Jan Scruggs conceived the idea of building the Vietnam Veterans Memorial but he never dreamed so many mementos would be left by visitors to the wall that a warehouse would be needed to store them.

"When people leave things at the wall, people let go of their grief and that was what a lot of what this was about people saying goodbye," Scruggs said.

Some 300,000 items have been left at the memorial - a pair of boots, a letter about Henry Lee Bradshaw, hats, purple hearts, and many dog tags that used to be around the necks of the soldiers while they were in Vietnam.

Scruggs, a Vietnam veteran, started the memorial project with $2,800 of his own money. He went on to raise $8 million.

"When anybody died in Vietnam you just had a feeling nobody would ever remember," Scruggs said. "That's why I had to have their names up there."

There are more than 58,000 names - one of them is Lt. Col Anthony Shine.
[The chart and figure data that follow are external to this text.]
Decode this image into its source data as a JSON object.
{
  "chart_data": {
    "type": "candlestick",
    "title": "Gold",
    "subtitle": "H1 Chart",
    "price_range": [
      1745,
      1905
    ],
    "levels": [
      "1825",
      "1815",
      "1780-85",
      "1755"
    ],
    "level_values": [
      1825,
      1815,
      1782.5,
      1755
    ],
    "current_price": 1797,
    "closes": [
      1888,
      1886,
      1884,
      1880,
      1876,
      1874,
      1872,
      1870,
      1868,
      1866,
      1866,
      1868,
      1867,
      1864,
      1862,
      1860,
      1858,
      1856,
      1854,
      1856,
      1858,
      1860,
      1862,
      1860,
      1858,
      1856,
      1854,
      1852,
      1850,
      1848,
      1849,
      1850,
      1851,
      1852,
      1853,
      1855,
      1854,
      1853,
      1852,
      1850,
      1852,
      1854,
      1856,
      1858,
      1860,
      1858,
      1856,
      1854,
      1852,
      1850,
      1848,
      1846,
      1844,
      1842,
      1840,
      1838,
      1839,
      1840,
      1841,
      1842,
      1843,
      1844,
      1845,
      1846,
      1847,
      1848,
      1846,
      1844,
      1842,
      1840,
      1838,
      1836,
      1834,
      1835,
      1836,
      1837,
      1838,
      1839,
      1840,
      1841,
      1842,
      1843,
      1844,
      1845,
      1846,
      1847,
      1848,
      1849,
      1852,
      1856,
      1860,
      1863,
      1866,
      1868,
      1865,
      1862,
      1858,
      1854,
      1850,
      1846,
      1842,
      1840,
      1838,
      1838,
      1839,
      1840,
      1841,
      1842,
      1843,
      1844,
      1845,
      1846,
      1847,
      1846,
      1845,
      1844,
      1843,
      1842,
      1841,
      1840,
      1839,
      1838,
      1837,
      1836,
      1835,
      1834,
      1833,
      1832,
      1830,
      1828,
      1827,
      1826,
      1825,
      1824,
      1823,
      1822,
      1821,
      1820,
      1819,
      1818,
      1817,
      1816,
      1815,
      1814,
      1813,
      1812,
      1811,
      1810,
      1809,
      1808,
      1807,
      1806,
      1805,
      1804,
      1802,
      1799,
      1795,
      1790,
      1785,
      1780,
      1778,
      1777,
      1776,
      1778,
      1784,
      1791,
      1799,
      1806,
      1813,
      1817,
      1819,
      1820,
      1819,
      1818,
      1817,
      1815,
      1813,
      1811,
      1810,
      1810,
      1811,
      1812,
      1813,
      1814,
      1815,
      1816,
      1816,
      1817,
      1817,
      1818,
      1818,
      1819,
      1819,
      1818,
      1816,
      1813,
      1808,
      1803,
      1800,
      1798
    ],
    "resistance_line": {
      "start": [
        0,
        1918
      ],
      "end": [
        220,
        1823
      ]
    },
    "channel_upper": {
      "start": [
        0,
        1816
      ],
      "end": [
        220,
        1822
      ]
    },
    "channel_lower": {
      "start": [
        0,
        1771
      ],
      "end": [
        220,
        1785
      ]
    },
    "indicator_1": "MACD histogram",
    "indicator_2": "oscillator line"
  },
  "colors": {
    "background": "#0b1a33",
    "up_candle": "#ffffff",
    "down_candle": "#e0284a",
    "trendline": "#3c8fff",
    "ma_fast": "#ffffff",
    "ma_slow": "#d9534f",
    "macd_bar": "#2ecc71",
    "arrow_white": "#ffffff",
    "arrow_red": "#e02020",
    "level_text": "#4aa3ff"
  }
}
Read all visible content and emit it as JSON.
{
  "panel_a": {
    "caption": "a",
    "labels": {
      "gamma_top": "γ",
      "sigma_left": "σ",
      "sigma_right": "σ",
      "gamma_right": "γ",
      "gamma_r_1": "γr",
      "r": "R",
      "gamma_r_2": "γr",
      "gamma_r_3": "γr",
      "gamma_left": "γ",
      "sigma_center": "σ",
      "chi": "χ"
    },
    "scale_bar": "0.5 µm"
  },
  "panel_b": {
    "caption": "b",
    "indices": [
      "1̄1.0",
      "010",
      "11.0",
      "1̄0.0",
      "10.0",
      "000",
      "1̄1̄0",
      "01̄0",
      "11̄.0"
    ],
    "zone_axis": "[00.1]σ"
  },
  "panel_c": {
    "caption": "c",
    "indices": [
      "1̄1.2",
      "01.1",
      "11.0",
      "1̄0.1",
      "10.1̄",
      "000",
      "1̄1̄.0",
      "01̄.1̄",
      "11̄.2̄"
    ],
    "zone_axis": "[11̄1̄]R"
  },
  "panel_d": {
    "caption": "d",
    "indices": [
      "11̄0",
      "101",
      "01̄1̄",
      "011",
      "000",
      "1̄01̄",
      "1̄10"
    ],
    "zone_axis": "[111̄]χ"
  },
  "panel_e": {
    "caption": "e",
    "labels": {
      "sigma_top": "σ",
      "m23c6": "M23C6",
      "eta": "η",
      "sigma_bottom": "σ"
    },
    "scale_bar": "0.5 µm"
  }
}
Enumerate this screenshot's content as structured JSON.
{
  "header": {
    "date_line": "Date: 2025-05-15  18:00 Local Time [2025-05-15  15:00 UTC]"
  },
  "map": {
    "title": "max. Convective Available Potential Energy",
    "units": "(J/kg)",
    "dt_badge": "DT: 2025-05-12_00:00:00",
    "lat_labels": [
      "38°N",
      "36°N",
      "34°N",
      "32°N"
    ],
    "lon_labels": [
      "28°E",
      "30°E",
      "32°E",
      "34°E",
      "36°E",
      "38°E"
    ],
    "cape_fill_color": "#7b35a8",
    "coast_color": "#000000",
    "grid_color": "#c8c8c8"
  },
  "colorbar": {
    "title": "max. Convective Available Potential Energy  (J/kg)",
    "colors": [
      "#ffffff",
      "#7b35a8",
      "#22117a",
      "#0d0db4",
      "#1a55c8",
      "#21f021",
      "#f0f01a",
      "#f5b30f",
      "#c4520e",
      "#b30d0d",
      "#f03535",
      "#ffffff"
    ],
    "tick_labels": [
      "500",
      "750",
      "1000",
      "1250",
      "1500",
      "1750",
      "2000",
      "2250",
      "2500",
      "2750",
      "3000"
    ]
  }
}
The Air Force pilot was listed as missing in action in 1972. His daughter Colleen Shine was only eight years old at the time.

When asked what it is like to see her father's name there Colleen said "I think one of the most amazing qualities of the wall is you see yourself in it I see my father's name here and he's no longer living and his legacy is living that reflection is me."

The wall is also for those too young to remember Vietnam but old enough to learn about the troops who died there.

On the day CBS News visited the Memorial, we found letters left by elementary school students -- one written by a sixth grader named Michael - was addressed to marine "Michael Vasquez."

It read, in part, "Thank you once again from Michael."

"Would you ever imagine 30 years later that a schoolchild named Michael would write a letter to a casualty of Vietnam and say thank you?" Petersen asked.

"It's an amazing thing," Scruggs replied.

For Jan Scruggs, remembering those lost was a comrade's debt of honor, and with every touch, and with every memory left behind - that debt is being paid.